Bitcoin is a digital currency that has grown in popularity in recent years. However, there are several risks associated with investing in Bitcoin that you should be aware of. Here are some of the key risks to consider:

  • Volatile and fluctuating market: The price of Bitcoin is highly volatile and constantly changing. This means that there is no guarantee of getting a return on your investment. It is important to closely monitor the market and make small investments to mitigate the risk of significant losses.
  • Cyberattacks and hacking: Bitcoin is technology-based, which makes it vulnerable to cyberattacks and hacking attempts. If your Bitcoin is lost or stolen due to hacking, there is typically no way to retrieve it. Additionally, exchanges and wallets are common targets for hackers, so it is crucial to carefully research and select secure options.
  • Fraud and scams: The rise in popularity of Bitcoin has led to an increase in fraudulent activities and scams. Fake exchanges, Ponzi schemes, and complex investment schemes have been used to dupe unsuspecting investors out of their Bitcoins. It is important to exercise caution and conduct thorough research before engaging in any Bitcoin transactions.
  • Lack of regulation: The Bitcoin market currently operates with little to no major regulations, as governments and authorities are still figuring out their stance on cryptocurrency. The lack of taxation and clear government policies can create uncertainty and potential legal complications in the future.
  • Technology reliance: As a digital currency, Bitcoin is entirely reliant on technology. Without the underlying technology, Bitcoin has no value. This reliance on technology also exposes investors to cyber threats, online fraud, and the risk of system failures or shutdowns.
  • Block withholding: Bitcoin mining involves solving mathematical equations called "blocks." However, a mining pool can use computational power to mine a block and withhold it from honest miners, allowing a select few to benefit while others miss out.
  • Limited acceptance: While Bitcoin is gaining traction, there are still relatively few companies that accept it as a legitimate form of currency. This limited acceptance could impact its viability as a widespread payment system.
  • Legal and tax considerations: The legal standing of cryptocurrency is still evolving, and investors need to stay updated on the latest pronouncements from government tax authorities. In the US, for example, the IRS has defined cryptocurrencies as property, subjecting investors to capital gains tax laws. The lack of centralized authority in cryptocurrency can create legal and financial risks for owners.
  • Decentralized status: Cryptocurrencies like Bitcoin are decentralized, meaning they have no physical presence or backing from a central authority. While this frees investors from institutional control, it can also lead to legal complications, transaction disputes, and challenges in recovering funds in the event of theft or fraud.
  • Fraud and money laundering: Cryptocurrencies have been associated with fraud, money laundering, and other financial crimes. While this may not directly affect all investors, it is important to recognize that victims of financial crimes involving cryptocurrency may have limited legal recourse and face challenges in recovering their funds.
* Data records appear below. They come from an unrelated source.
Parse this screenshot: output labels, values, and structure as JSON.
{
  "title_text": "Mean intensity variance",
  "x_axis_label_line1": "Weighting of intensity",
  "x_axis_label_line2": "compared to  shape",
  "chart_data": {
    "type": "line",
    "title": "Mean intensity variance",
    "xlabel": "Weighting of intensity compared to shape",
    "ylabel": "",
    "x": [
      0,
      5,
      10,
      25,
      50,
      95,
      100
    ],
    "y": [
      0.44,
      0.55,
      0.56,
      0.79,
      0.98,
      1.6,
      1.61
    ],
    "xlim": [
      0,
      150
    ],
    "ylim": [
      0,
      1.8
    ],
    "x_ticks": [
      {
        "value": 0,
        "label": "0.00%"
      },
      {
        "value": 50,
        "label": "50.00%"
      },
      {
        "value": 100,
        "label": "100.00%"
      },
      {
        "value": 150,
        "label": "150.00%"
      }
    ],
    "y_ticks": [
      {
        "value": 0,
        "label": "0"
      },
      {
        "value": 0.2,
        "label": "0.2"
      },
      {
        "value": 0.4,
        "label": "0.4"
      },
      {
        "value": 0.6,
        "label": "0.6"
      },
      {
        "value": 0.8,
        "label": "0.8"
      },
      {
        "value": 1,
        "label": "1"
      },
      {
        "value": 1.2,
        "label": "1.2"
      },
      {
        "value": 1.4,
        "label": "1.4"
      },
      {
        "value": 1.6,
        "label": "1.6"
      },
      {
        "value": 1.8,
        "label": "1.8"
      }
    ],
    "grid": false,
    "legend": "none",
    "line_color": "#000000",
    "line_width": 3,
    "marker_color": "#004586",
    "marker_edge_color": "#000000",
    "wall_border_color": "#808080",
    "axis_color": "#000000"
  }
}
These are some of the key risks associated with investing in Bitcoin. It is crucial to thoroughly understand these risks and conduct your own due diligence before deciding whether to invest in Bitcoin or any other cryptocurrency.

Frequently asked questions

You can buy Bitcoin through a Bitcoin Exchange such as GDAX or BitStamp, or directly from other people via marketplaces and auction sites.

The Philippines government recognises digital assets as legal, as long as entities dealing with them are registered with the relevant regulatory authorities. However, Bitcoin has been associated with scams and illegal transactions, and the platforms that store this digital currency can be used to defraud or scam people.

Bitcoin is a global currency that can be used to buy items online and offline. It is also portable, meaning you can carry a considerable amount of money in a cold wallet.